En 1789, David s'engage totalement dans l'action révolutionnaire dont il se fait le principal illustrateur. Membre de la Convention et du club des Jacobins, il vote la mort du roi Louis XVI (ce qui lui vaudra l'exil après 1815).

Ami de Robespierre, il devient l'organisateur des fêtes républicaines. C'est la période de la série des «martyrs patriotiques» : La Mort de Bara ; et l'apogée : Marat assassiné (1793). En 1794, il est emprisonné au Luxembourg. Libéré en 1795, il peint ce qui constitue à ses yeux son chef-d'œuvre les Sabines (1799), sorte d'invite à la conciliation des partis.

Sa carrière officielle reprend. Bonaparte s'allie David qui lui crée une «illustration» impériale à grand spectacle.

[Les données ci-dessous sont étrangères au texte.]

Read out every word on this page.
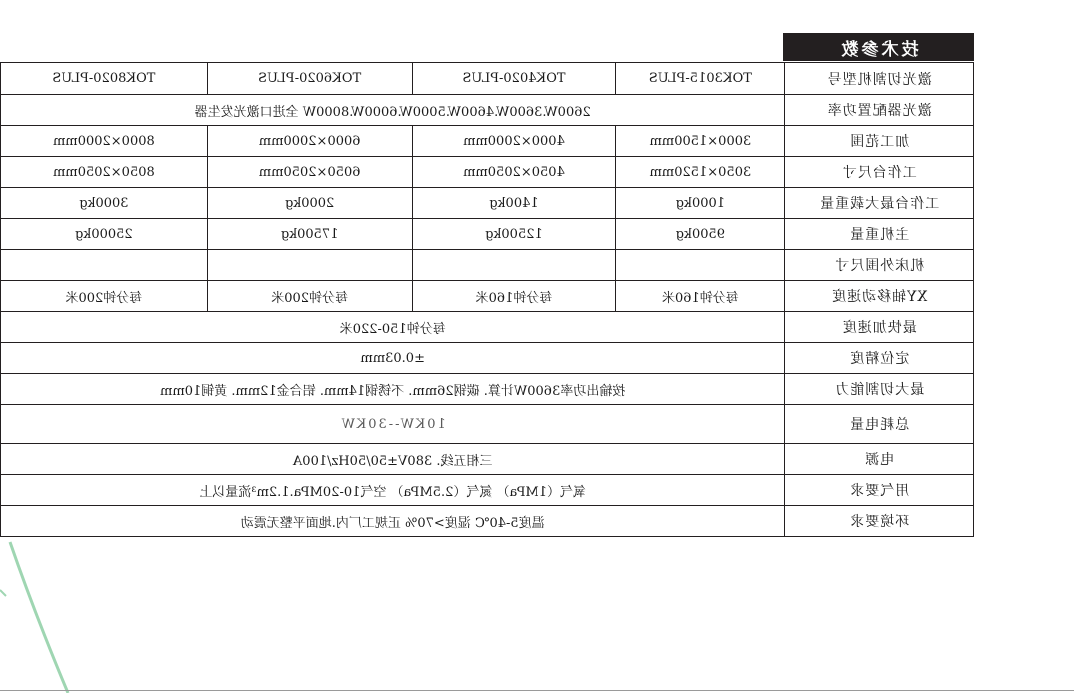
技术参数
激光切割机型号	TOK3015-PLUS	TOK4020-PLUS	TOK6020-PLUS	TOK8020-PLUS
激光器配置功率	2600W.3600W.4600W.5000W.6000W.8000W 全进口激光发生器			
加工范围	3000×1500mm	4000×2000mm	6000×2000mm	8000×2000mm
工作台尺寸	3050×1520mm	4050×2050mm	6050×2050mm	8050×2050mm
工作台最大载重量	1000kg	1400kg	2000kg	3000kg
主机重量	9500kg	12500kg	17500kg	25000kg
机床外围尺寸				
XY轴移动速度	每分钟160米	每分钟160米	每分钟200米	每分钟200米
最快加速度	每分钟150-220米			
定位精度	±0.03mm			
最大切割能力	按输出功率3600W计算. 碳钢26mm. 不锈钢14mm. 铝合金12mm. 黄铜10mm			
总耗电量	10KW--30KW			
电源	三相五线. 380V±50/50Hz/100A			
用气要求	氧气（1MPa） 氮气（2.5MPa） 空气10-20MPa.1.2m³流量以上			
环境要求	温度5-40℃ 湿度>70% 正规工厂内.地面平整无震动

En 1805-1807, il peint Le Sacre de Napoléon, «tableau-portrait», apogée de la peinture commémorative, qui constitue un unique exemple de l'union entre le détail et l'ensemble. Il peint dans la même veine La Remise des Aigles (1810). Il travaille 14 ans à Léonidas aux Thermopyles qu'il achève en 1814.

Panneau de la rue David

Après la chute de l'empereur, il s'exile à Bruxelles d'où, régicide, il ne reviendra plus. Il meurt en 1825.

Il convient de réserver une place à part aux portraits qu'il exécute tout au long de sa carrière. Il utilise une technique qui va des larges aplats aux frottis les plus nuancés, mise au service d'une grande acuité psychologique : Mme Récamier ; Une Maraîchère ; ksPécoul ; Les Sériziat ; Mme Chalgrin ; Pie VII.

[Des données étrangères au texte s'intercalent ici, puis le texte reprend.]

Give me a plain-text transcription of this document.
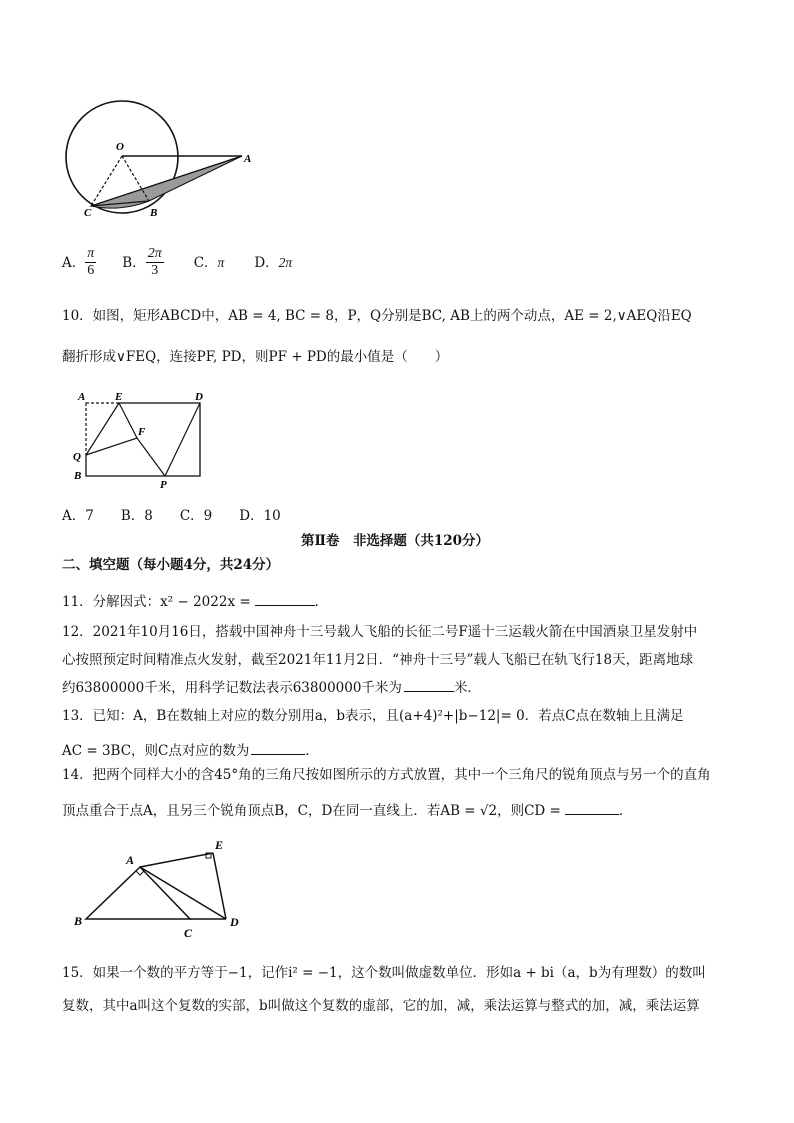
O
A
C	B
A． $\frac{\pi}{6}$ B． $\frac{2\pi}{3}$ C．π D．2π
10．如图，矩形ABCD中，AB = 4, BC = 8，P，Q分别是BC, AB上的两个动点，AE = 2,∨AEQ沿EQ
翻折形成∨FEQ，连接PF, PD，则PF + PD的最小值是（　　）
A	E	D
F
Q
B
P
A．7　　B．8　　C．9　　D．10
第Ⅱ卷　非选择题（共120分）
二、填空题（每小题4分，共24分）
11．分解因式：x² − 2022x =	．
12．2021年10月16日，搭载中国神舟十三号载人飞船的长征二号F遥十三运载火箭在中国酒泉卫星发射中
心按照预定时间精准点火发射，截至2021年11月2日．“神舟十三号”载人飞船已在轨飞行18天，距离地球
约63800000千米，用科学记数法表示63800000千米为	米．
13．已知：A，B在数轴上对应的数分别用a，b表示，且(a+4)²+|b−12|= 0．若点C点在数轴上且满足
AC = 3BC，则C点对应的数为	．
14．把两个同样大小的含45°角的三角尺按如图所示的方式放置，其中一个三角尺的锐角顶点与另一个的直角
顶点重合于点A，且另三个锐角顶点B，C，D在同一直线上．若AB = √2，则CD =	．
A
E
B
C
D
15．如果一个数的平方等于−1，记作i² = −1，这个数叫做虚数单位．形如a + bi（a，b为有理数）的数叫
复数，其中a叫这个复数的实部，b叫做这个复数的虚部，它的加，减，乘法运算与整式的加，减，乘法运算
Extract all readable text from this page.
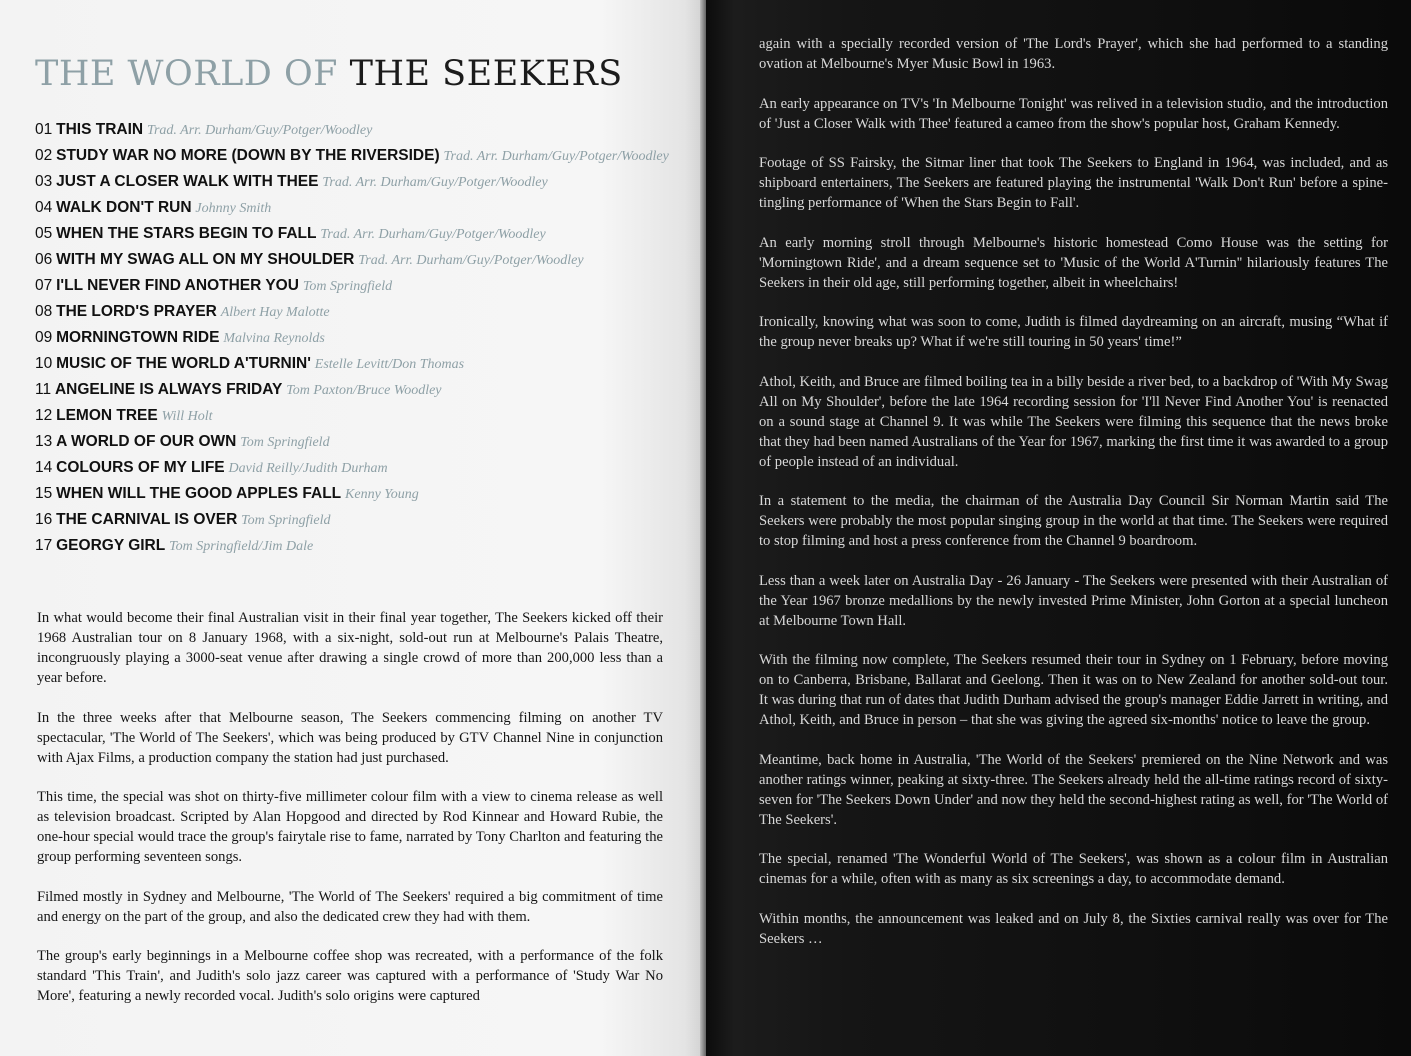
THE WORLD OF THE SEEKERS
01 THIS TRAIN Trad. Arr. Durham/Guy/Potger/Woodley
02 STUDY WAR NO MORE (DOWN BY THE RIVERSIDE) Trad. Arr. Durham/Guy/Potger/Woodley
03 JUST A CLOSER WALK WITH THEE Trad. Arr. Durham/Guy/Potger/Woodley
04 WALK DON'T RUN Johnny Smith
05 WHEN THE STARS BEGIN TO FALL Trad. Arr. Durham/Guy/Potger/Woodley
06 WITH MY SWAG ALL ON MY SHOULDER Trad. Arr. Durham/Guy/Potger/Woodley
07 I'LL NEVER FIND ANOTHER YOU Tom Springfield
08 THE LORD'S PRAYER Albert Hay Malotte
09 MORNINGTOWN RIDE Malvina Reynolds
10 MUSIC OF THE WORLD A'TURNIN' Estelle Levitt/Don Thomas
11 ANGELINE IS ALWAYS FRIDAY Tom Paxton/Bruce Woodley
12 LEMON TREE Will Holt
13 A WORLD OF OUR OWN Tom Springfield
14 COLOURS OF MY LIFE David Reilly/Judith Durham
15 WHEN WILL THE GOOD APPLES FALL Kenny Young
16 THE CARNIVAL IS OVER Tom Springfield
17 GEORGY GIRL Tom Springfield/Jim Dale

In what would become their final Australian visit in their final year together, The Seekers kicked off their 1968 Australian tour on 8 January 1968, with a six-night, sold-out run at Melbourne's Palais Theatre, incongruously playing a 3000-seat venue after drawing a single crowd of more than 200,000 less than a year before.

In the three weeks after that Melbourne season, The Seekers commencing filming on another TV spectacular, 'The World of The Seekers', which was being produced by GTV Channel Nine in conjunction with Ajax Films, a production company the station had just purchased.

This time, the special was shot on thirty-five millimeter colour film with a view to cinema release as well as television broadcast. Scripted by Alan Hopgood and directed by Rod Kinnear and Howard Rubie, the one-hour special would trace the group's fairytale rise to fame, narrated by Tony Charlton and featuring the group performing seventeen songs.

Filmed mostly in Sydney and Melbourne, 'The World of The Seekers' required a big commitment of time and energy on the part of the group, and also the dedicated crew they had with them.

The group's early beginnings in a Melbourne coffee shop was recreated, with a performance of the folk standard 'This Train', and Judith's solo jazz career was captured with a performance of 'Study War No More', featuring a newly recorded vocal. Judith's solo origins were captured

again with a specially recorded version of 'The Lord's Prayer', which she had performed to a standing ovation at Melbourne's Myer Music Bowl in 1963.

An early appearance on TV's 'In Melbourne Tonight' was relived in a television studio, and the introduction of 'Just a Closer Walk with Thee' featured a cameo from the show's popular host, Graham Kennedy.

Footage of SS Fairsky, the Sitmar liner that took The Seekers to England in 1964, was included, and as shipboard entertainers, The Seekers are featured playing the instrumental 'Walk Don't Run' before a spine-tingling performance of 'When the Stars Begin to Fall'.

An early morning stroll through Melbourne's historic homestead Como House was the setting for 'Morningtown Ride', and a dream sequence set to 'Music of the World A'Turnin'' hilariously features The Seekers in their old age, still performing together, albeit in wheelchairs!

Ironically, knowing what was soon to come, Judith is filmed daydreaming on an aircraft, musing “What if the group never breaks up? What if we're still touring in 50 years' time!”

Athol, Keith, and Bruce are filmed boiling tea in a billy beside a river bed, to a backdrop of 'With My Swag All on My Shoulder', before the late 1964 recording session for 'I'll Never Find Another You' is reenacted on a sound stage at Channel 9. It was while The Seekers were filming this sequence that the news broke that they had been named Australians of the Year for 1967, marking the first time it was awarded to a group of people instead of an individual.

In a statement to the media, the chairman of the Australia Day Council Sir Norman Martin said The Seekers were probably the most popular singing group in the world at that time. The Seekers were required to stop filming and host a press conference from the Channel 9 boardroom.

Less than a week later on Australia Day - 26 January - The Seekers were presented with their Australian of the Year 1967 bronze medallions by the newly invested Prime Minister, John Gorton at a special luncheon at Melbourne Town Hall.

With the filming now complete, The Seekers resumed their tour in Sydney on 1 February, before moving on to Canberra, Brisbane, Ballarat and Geelong. Then it was on to New Zealand for another sold-out tour. It was during that run of dates that Judith Durham advised the group's manager Eddie Jarrett in writing, and Athol, Keith, and Bruce in person – that she was giving the agreed six-months' notice to leave the group.

Meantime, back home in Australia, 'The World of the Seekers' premiered on the Nine Network and was another ratings winner, peaking at sixty-three. The Seekers already held the all-time ratings record of sixty-seven for 'The Seekers Down Under' and now they held the second-highest rating as well, for 'The World of The Seekers'.

The special, renamed 'The Wonderful World of The Seekers', was shown as a colour film in Australian cinemas for a while, often with as many as six screenings a day, to accommodate demand.

Within months, the announcement was leaked and on July 8, the Sixties carnival really was over for The Seekers …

Sa gloire éclipse longtemps le mérite de ses élèves sur lesquels il fait peser un véritable despotisme. Anne-Louis Girodet (1767-1824) se conforme tout d'abord aux préceptes du grand style avant d'illustrer des thèmes romantiques. Gérard (1770-1837) se consacre au portrait et à l'illustration des fastes de l'Empire et de la Restauration. Antoine Gros (1771-1835) est le plus froid illustrateur de l'esprit davidien. Seul Pierre-Paul Proudhon (1758-1823) fait figure d'indépendant en tempérant d'une grâce grecque ses compositions néoclassiques. Quant à Ingres (1780-1867), il prolonge et renouvelle David en faisant évoluer dans une voie originale les principes qu'il avait édictés.